Wednesday, June 22, 2011

Unexpected Findings

In geology class we went on a required river rafting trip which lasted three days and two nights. At night we set up camp on a beach or sandbar. After setting camp for the second night, we decided to take a hike up a wash near our camp. We found lots of wild flowers and a variety of rocks, some with crystals, others brown and bland, but mostly chert and limestone. While hunting for interesting rocks, the advisor that was with us found a rock that we later found out contained a mineral called glauconite. Mrs. Faatz was very excited to see this and told us that this rock is glauconitic sandstone from the Lodore Formation. Glauconite is a clay that forms in shallow marine conditions. It is "typically found as rounded aggregates or 'pellets' of very fine grained scaly particles, having a blue-green to yellow-green color" (

After seeing the glauconite and other interesting rocks, Mrs. Faatz decided she wanted to hike back up there and see what she could find. While up there for the second time, we made the discovery.

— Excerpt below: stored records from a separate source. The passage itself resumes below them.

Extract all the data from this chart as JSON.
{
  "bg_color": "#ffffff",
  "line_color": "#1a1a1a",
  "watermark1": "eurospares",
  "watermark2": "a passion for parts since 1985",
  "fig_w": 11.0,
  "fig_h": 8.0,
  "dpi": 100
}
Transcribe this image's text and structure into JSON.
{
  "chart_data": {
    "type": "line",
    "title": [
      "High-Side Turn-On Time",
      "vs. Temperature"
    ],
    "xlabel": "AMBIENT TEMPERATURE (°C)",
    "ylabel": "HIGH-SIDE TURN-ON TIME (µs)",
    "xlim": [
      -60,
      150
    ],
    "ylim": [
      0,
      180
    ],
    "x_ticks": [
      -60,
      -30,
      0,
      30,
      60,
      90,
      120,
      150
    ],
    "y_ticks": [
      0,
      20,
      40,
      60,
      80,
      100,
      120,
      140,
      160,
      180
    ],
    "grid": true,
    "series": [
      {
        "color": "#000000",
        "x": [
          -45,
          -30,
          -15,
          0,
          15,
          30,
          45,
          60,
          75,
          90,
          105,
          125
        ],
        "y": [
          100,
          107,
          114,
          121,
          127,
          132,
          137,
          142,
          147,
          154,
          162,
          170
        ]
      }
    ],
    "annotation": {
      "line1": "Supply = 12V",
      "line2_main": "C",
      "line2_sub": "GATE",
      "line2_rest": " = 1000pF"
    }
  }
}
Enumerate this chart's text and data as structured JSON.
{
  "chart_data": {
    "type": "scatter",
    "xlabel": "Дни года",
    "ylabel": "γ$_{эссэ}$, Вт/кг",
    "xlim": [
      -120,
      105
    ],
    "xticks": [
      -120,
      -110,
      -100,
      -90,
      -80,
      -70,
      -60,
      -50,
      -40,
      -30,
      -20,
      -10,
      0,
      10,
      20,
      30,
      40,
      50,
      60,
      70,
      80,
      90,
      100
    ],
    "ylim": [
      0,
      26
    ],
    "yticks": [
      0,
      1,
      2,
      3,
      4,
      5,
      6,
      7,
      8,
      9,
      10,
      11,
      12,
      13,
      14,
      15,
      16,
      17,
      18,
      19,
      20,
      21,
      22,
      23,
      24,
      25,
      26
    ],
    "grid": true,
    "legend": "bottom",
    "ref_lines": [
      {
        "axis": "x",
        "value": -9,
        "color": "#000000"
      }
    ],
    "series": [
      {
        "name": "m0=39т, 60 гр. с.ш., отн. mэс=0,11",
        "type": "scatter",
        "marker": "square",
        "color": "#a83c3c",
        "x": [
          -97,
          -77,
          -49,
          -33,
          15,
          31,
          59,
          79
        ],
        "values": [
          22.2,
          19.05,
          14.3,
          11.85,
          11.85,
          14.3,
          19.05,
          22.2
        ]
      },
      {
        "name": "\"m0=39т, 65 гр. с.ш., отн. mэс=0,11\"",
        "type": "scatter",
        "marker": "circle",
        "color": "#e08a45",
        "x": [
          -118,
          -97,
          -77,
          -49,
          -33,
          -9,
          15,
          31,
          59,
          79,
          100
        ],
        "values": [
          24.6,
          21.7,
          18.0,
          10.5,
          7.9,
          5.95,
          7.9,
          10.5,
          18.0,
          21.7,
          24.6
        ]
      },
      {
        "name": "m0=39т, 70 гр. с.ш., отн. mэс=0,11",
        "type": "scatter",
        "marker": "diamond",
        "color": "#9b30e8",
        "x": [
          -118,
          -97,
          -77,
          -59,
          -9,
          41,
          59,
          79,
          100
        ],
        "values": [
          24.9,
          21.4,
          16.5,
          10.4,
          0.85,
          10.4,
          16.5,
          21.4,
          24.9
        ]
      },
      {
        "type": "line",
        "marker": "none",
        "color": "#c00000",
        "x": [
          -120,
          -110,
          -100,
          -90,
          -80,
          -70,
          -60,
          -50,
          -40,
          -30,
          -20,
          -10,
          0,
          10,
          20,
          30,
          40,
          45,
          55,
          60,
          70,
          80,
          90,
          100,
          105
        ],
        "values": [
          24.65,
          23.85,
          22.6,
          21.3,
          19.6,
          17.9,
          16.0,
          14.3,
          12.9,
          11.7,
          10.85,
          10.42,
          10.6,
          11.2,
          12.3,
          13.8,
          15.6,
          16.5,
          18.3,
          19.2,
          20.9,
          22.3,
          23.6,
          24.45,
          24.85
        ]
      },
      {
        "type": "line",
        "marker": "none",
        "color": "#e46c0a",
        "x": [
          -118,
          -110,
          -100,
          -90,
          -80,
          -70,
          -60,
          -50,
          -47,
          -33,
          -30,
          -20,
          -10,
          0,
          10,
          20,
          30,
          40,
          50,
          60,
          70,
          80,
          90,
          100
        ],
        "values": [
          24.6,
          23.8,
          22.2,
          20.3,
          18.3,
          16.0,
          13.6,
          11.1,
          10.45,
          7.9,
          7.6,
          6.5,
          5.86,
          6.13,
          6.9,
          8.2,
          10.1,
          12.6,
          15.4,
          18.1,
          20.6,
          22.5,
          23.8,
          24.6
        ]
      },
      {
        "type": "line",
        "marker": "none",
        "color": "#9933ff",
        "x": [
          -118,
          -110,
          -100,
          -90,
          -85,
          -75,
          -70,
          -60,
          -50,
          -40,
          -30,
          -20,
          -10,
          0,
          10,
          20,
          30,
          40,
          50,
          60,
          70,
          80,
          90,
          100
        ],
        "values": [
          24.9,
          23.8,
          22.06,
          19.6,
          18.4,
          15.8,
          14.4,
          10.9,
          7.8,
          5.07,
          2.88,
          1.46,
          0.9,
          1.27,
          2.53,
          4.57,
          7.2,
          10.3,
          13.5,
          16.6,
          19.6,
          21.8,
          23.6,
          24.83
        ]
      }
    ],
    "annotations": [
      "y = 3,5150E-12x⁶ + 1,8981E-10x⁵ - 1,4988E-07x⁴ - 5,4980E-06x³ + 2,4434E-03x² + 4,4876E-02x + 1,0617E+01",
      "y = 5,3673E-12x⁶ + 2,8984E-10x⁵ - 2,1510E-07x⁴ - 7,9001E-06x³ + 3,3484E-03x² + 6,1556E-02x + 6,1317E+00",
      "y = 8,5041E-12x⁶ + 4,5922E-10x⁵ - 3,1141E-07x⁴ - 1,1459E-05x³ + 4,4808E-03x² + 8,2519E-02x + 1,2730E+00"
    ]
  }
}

Amanda saw a boulder that she wanted to test to find out what it was. Right before putting acid on it she realized that there were fossils that looked like clam and snail shells. They weren't what we thought though. These fossils were brachiopods and crinoids. Relative dating using the fossils allows us to say this rock is Mississippian in age (about 350 million years ago). These animals lived shallow tropical seas. This limestone is part of the Madison Formation and was found in the wash because it had been eroded from the cliffs above us. After the brachiopods and crinoids died, sediment slowly started to build up and eventually enough sediment was deposited over them to compress them into the boulder that we saw. Although we didn't plan on finding fossils on this trip, it was fun, interesting, and fit for a geology trip.